第四章:再会の戦場、あるいはカクヨムという名の映画館

 深夜二時。僕の部屋を支配しているのは三十五ミリフィルムを回す映写機の音でも、ゴリラの排気音でもない。冷却ファンの微かな唸りと、静寂を切り裂くキーボードの打鍵音だけだ。

 青白いディスプレイの光が僕の顔を照らしている。その光景は、二十四時間稼働する潜水艦のようだったあの編集室で、ビューアーの前に座っていた自分と、驚くほど似ている。

 僕は今、カクヨムという名の巨大で目に見えない映画館の前に立っている。

 振り返ってみれば、僕の人生は一貫して「何かを手にする」ことの繰り返しだった。最初は自習時間の教室で震えながら握った、消しゴムガード付きのバタフライナイフ。次は夜行バスに乗って東京へ運び込んだ、安物のギター。そして暗い編集室で、物語の運命を決定づけるために握りしめたデルマと紙縒こよりと白手袋。
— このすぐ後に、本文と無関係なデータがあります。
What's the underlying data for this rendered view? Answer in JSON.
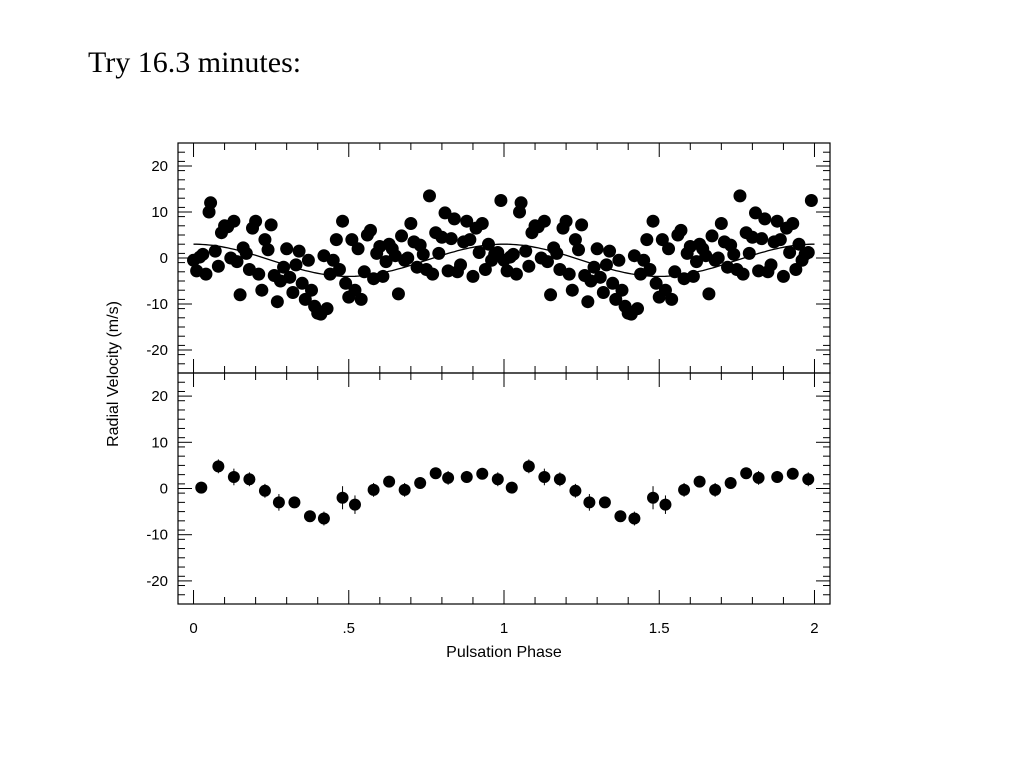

 それらの道具は、ある時は重すぎ、ある時は鋭利すぎ、ある時は巨大なシステムの一部だった。僕はそれらを器用に使いこなせず、そのたびに「自分は決定的な粒子になれなかった」と波の底へ沈み込んでいった。

 けれど今ならわかる。

 あの時流した冷や汗も、東京のネオンの下で味わった孤独も、スプライシングテープで繋ぎ損ねたフィルムの断片も、すべてはこの文章へ向かうための伏線だった。

 人生という名の映画には、無駄なカットなど一つも存在しない。

 たとえそれが世間から見れば「挫折」や「遠回り」と呼ばれるシーンであったとしても、物語の全体像を観測する視座に立てば、それらはすべて、エンディングの感動を増幅させるための必要なプロセスに過ぎない。

 僕は時々、投稿した直後の画面を、必要以上に見つめてしまう。更新マークが回り、数字が静かに増減する。読者の反応は、心拍みたいに小さな波を打つ。たった一つの「いいね」は、物理学的に言えば取るに足らない粒子だ。けれど僕にとっては、観測の証拠になる。誰かの視線が、僕の文章に一度触れた。その事実だけで、世界はほんの少しだけ形を変える。僕はそういう種類の人間だ。

 五十を過ぎて、「一発当ててやる」と本気で公言するのは、客観的に見れば正気の沙汰ではないかもしれない。

「いい加減、現実を見ろよ」

 そんな正論という名の重力が、僕を地面に引きずり込もうとする。けれど僕は知っている。

 現実とは固定された硬い岩盤ではない。それは観測者の意志によって、いくらでも形を変える不確実なキャンバスなのだ。

「中二病」を拗らせ続けること。それは自分の人生という物語の主導権を、決して他人に渡さないという宣言でもある。

「一発当ててやる」と本気で思えること。

 その瑞々しいまでの傲慢さこそが、僕の人生を肯定する唯一の光だ。

 僕がキーボードを叩くたび、かつて開けなかった銀色の翼が、デジタルな文字となって画面上を舞い上がる。僕は今、人生で初めて、消しゴムのついていない「真実の言葉」を振り回している。

 カクヨムの投稿ボタンの上に指を置く。

 これは一人の男が世界に対して放つ、新たな観測の始まりだ。

 もし、この物語を読んでいるあなたの宇宙が、少しだけ揺らいだとしたら。

 僕とあなたの意識が交差し、新しい世界線が生まれた証拠だ。

 僕は満足げに一つ息を吐き、エンターキーを打ち抜く。

 その音は、あの日、教室の片隅で夢見た「カチャリ」という完璧な金属音よりも、ずっと高く、清らかに響いた。